Mobile access in South Africa looks great from a distance, but isn’t that wonderful once you zoom in. Zimbabwe: same thing, good coverage along big highways, but kind of crap elsewhere.
Other issue: it’s actually very expensive. Upto 50% or more of their income on mobile services. steph-note: did I get that right?
That raises the cost of innovation. Less resilience: single point of failure.
Internet infrastructure vs. telephone infrastructure.
1999: better computer through more refined computer power. At the same time, Page and Brin are improving computing by multiplying commodity PCs (superfluous computing, redundancy).
Similar: scaffolding in the US (minimal, calculated, each rod can support x weight) and in Uganda, Ethiopia (steph-note: and India)… doesn’t matter what the individual quality of the sticks are.
Copper is too expensive as a commodity. Wireless access. Not very expensive. Ubiquitous. Wifi devices will surpass mobile phones in numbers this year.

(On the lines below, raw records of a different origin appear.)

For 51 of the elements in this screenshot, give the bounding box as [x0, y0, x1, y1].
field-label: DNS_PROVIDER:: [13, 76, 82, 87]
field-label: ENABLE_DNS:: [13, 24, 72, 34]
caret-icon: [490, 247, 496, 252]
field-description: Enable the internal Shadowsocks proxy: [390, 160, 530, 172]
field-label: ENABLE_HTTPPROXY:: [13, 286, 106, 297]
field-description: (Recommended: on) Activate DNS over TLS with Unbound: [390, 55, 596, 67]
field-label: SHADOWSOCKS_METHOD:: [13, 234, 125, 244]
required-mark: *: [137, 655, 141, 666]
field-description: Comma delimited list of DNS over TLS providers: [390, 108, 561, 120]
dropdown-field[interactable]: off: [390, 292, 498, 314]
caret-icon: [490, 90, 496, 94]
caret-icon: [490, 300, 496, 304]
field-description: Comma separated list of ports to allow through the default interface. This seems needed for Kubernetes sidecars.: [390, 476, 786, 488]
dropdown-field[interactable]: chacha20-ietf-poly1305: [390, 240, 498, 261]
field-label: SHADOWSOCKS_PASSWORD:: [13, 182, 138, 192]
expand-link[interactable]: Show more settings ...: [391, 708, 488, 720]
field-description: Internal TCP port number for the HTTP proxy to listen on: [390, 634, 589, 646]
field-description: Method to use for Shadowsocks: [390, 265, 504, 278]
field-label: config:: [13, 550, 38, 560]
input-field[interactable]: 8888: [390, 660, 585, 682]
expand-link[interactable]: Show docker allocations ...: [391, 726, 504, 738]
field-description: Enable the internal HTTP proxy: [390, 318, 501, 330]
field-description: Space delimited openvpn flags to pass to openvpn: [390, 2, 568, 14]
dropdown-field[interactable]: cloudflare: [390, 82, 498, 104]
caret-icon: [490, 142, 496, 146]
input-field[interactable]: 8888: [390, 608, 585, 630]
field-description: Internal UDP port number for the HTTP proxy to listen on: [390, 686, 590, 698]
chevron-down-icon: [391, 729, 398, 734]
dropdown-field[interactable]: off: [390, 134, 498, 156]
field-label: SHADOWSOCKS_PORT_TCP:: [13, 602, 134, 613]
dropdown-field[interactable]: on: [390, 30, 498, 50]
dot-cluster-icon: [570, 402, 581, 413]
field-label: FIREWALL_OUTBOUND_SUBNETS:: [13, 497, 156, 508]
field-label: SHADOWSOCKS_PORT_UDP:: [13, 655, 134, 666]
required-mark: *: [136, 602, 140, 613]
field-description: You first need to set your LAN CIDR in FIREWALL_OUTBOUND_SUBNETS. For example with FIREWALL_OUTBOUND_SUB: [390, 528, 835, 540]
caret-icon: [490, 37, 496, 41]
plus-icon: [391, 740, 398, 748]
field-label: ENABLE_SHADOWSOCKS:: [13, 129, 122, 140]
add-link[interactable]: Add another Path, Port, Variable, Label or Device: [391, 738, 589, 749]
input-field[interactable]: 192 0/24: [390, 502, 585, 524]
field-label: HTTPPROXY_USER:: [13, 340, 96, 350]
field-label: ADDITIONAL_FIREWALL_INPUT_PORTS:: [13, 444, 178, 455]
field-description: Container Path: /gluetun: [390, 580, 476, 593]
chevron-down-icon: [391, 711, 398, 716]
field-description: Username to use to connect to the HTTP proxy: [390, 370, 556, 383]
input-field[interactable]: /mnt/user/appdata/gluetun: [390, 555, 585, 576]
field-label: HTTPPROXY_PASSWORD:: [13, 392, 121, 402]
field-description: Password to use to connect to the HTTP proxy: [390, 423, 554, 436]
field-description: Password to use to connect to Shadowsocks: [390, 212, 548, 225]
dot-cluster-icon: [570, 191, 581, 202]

Many routers run on open source software => hack the device. Inside, but also outside. You can send a signal really far by attaching an empty can to the antenna.
Get a bunch of smart hackers together. Make it simple. Plug an ordinary phone into a wireless wifi network. Needed an analog telephony adaptor. Hence the MeshPotato was born. Not your average wifi device! Tougher, power surge resistant, can be powered by wind, solar, etc.
- open source
- open hardware
- faster
- cheaper
In practice? Device needs to be outside. Mesh network. No towers involved.
East Timor: monopoly telco, so MeshPotato used to create an alternate, cheaper, network.
South Africa: used to bring the internet 40km away from where it was.
Plumbing manufacturer in Johannesburg: cheaper solution deployed throughout the company to keep everyone in touch.
Photosynth: takes multiple photos to create a higher-resolution one. No reason we couldn’t do this with wifi.
Laurent: if one node of the MeshPotato network gets connected to the internet, the whole local network gets connected.